King gazed down upon the new system directly in line of Erebus’s present course. It consisted of a white dwarf star orbited by two gas giants far out in space, a ring of moon-sized planetoids orbiting close to the sun, and one Earth-sized planet orbiting at about the distance of Venus from Sol. Two moons orbited this last planet, obviously stripping away enough atmosphere to prevent the world itself descending into greenhouse cascade. King cruised in with its scanners at maximum function.

The equatorial temperatures of the hot desert planet topped 100 degrees Celsius, and polar temperatures did not drop much below 50, yet atmospheric analysis showed there might be life here. King first concentrated on the moons, soon ascertaining one to be dead rock while the other showed signs of recent volcanic activity, having spewed swathes of brown and yellow sulphur across its surface. Within seconds the AI detected wreckage scattered across the regolith of the first moon.
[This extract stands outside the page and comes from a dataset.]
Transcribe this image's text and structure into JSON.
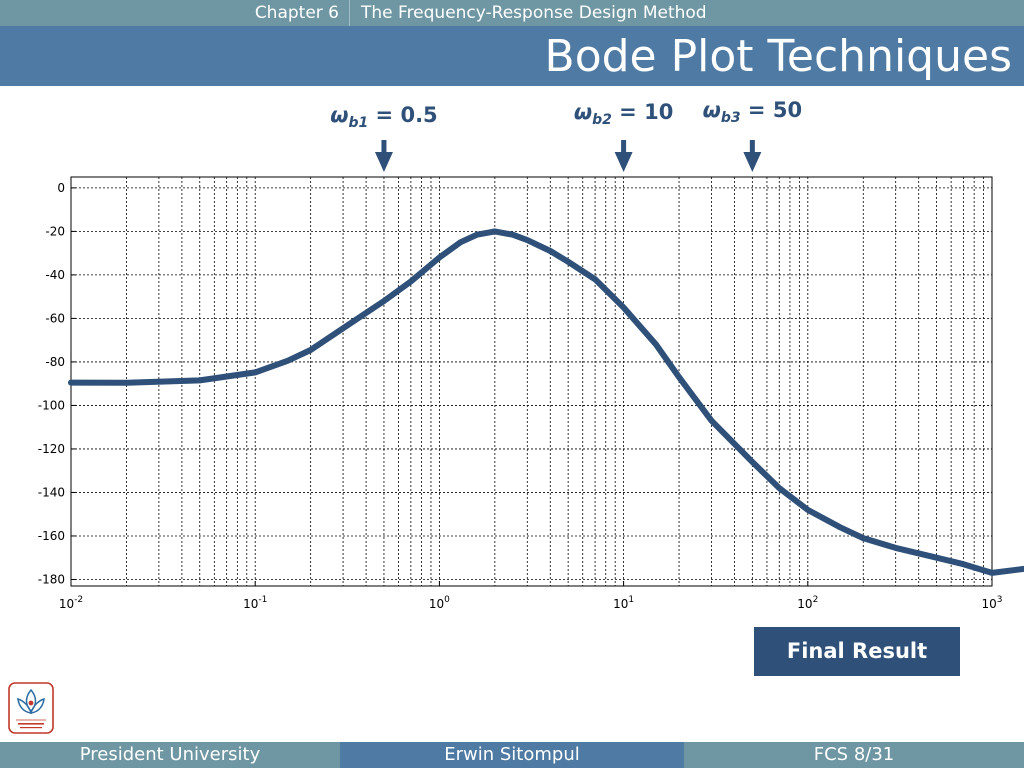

It loaded to one rail-gun a close-scanning telefactor—just a tongue-shaped missile packed with sensory equipment—fired it towards the moon and focused through the moving device.

On fusion burn the telefactor decelerated in a tight arc around the moon, then descended on minimal AG between jagged peaks, silver-faced in the white light. In the past something had clipped one peak, spraying the entire area with slivers of hull metal. In the dusty plain beyond were splash patterns King first took to be the result of meteorite strikes but, on laser spectrometer analysis of the metals therein and by Geiger readings, discovered these to have been caused by small tactical thermonukes. A trench twenty yards long, ceasing for fifty yards then continuing for another ten, had obviously been melted into the ground by some high-powered beam weapon. The pause in it seemed to be where the beam had struck its target in the air, for beyond that point jags of ceramal and spatters of the alloys used to make bubble-metal, littered the landscape, and beyond them lay the crash site.

Whatever came down here had cut a mile-long groove in the ground, shovelling up regolith before it. King directed the telefactor along and above the groove until it reached the wreckage imbedded in the side of the regolith mound. A geoscan having revealed every angle of the distorted wreckage, King built a virtual picture of it in its mind, then began to iron out the distortions. Within minutes the AI recognized a much earlier version of itself: an attack ship but with its nacelles mounting balanced U-space engines rather than armament, its body bearing the solid angles of some ancient military beach-landing craft. Perhaps its mind still remained intact.

Upon further scanning, King drew the telefactor back after spotting some anomalies about this crash site. A tunnel had been bored through to precisely where the mind would be located under the covering of regolith. Around this tunnel there were marks in the ground: footprints.